Noam Chomsky, analyste politique et philosophe américain de renom avertit que le monde se dirige vers une catastrophe « irréversible » en raison d’un risque accru de guerre nucléaire, de l’incapacité à relever les défis climatiques et de la diminution de la capacité des grandes puissances à résoudre les problèmes internationaux de manière rationnelle.
Lors d’une interview accordée samedi 21 janvier à RT, Noam Chomsky professeur lauréat de linguistique à l’Université de l’Arizona, a rappelé que ces dernières années, l’horloge de la fin du monde, qui reflète à quel point l’humanité est proche de l’Armageddon nucléaire, s’est rapprochée de minuit, qui symbolise l’extinction de l’humanité.
Selon le philosophe, les principales préoccupations de l’humanité sont « une menace croissante de guerre nucléaire » et « une menace très grave et croissante de destruction du climat ».
Ce dernier problème persiste parce que « les pays ne font pas ce qu’ils savent qu’ils devraient faire pour résoudre cette crise », s’est-il regretté.
Le troisième problème, a déclaré Chomsky, est « la détérioration d’une arène de débat et de délibération sérieux et rationnels » combinée à « l’effondrement des forces démocratiques » dans le monde.
« Tous les trois se sont considérablement aggravés au cours de l’année écoulée, et à moins qu’il n’y ait un renversement brutal, nous nous dirigerons simplement vers l’abîme, une nouvelle chute, irréversible, et pas dans un avenir lointain », a-t- il averti.
Les commentaires de Chomsky sont intervenus après que l’ancien président russe Dmitri Medvedev a déclaré que ceux qui veulent voir Moscou vaincu en Ukraine ignorent le fait qu’« une perte par une puissance nucléaire dans une guerre conventionnelle peut déclencher le début d’une guerre nucléaire ».
Medvedev, qui est maintenant vice-président du Conseil de sécurité du président Vladimir Poutine, a déclaré que les puissances nucléaires n’avaient jamais perdu les conflits majeurs dont dépend leur sort.
La Russie et les États-Unis, les plus grandes puissances nucléaires possèdent environ 90 % des ogives nucléaires dans le monde.
Auparavant, Chomsky avait dit que la tension croissante entre la Russie et les États-Unis pourrait conduire à une guerre nucléaire qui pourrait entraîner la fin de l’humanité.
« Les États-Unis quadruplent leurs dépenses militaires. Les Russes font quelque chose de similaire. Il y a des quasi-collisions constantes, des jets qui se rapprochent de la collision les uns avec les autres... Cette menace s’aggrave et est très sérieuse », a ajouté Chomsky.
Chomsky a déclaré que les tensions entre Moscou et Washington ont mis le monde au bord de la fin de l’espèce.
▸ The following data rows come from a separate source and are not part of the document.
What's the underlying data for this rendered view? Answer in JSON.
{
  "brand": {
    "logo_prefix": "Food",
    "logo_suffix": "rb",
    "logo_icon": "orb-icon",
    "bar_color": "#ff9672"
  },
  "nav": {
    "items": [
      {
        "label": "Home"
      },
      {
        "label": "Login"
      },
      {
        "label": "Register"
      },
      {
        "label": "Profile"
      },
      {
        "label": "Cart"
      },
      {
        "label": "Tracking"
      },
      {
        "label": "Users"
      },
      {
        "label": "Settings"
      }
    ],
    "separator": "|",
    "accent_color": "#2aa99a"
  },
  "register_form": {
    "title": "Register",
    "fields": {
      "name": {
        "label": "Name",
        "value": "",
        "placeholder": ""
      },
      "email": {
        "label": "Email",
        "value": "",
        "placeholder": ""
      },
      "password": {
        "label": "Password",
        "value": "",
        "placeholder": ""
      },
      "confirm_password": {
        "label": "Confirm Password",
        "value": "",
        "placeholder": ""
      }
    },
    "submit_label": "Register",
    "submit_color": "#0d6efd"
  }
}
Il a indiqué que l’horloge symbolique de la fin du monde du Bulletin of Atomic Scientists, qui représente un compte à rebours avant une éventuelle catastrophe mondiale, se rapproche de minuit.
Les fondateurs de l’horloge créée en 1947, qui sont conseillés par 18 lauréats du prix Nobel, ont déclaré que l’horloge était à minuit moins trois, en raison du changement climatique [non contrôlé], des modernisations mondiales des armes nucléaires et des arsenaux d’armes nucléaires surdimensionnés.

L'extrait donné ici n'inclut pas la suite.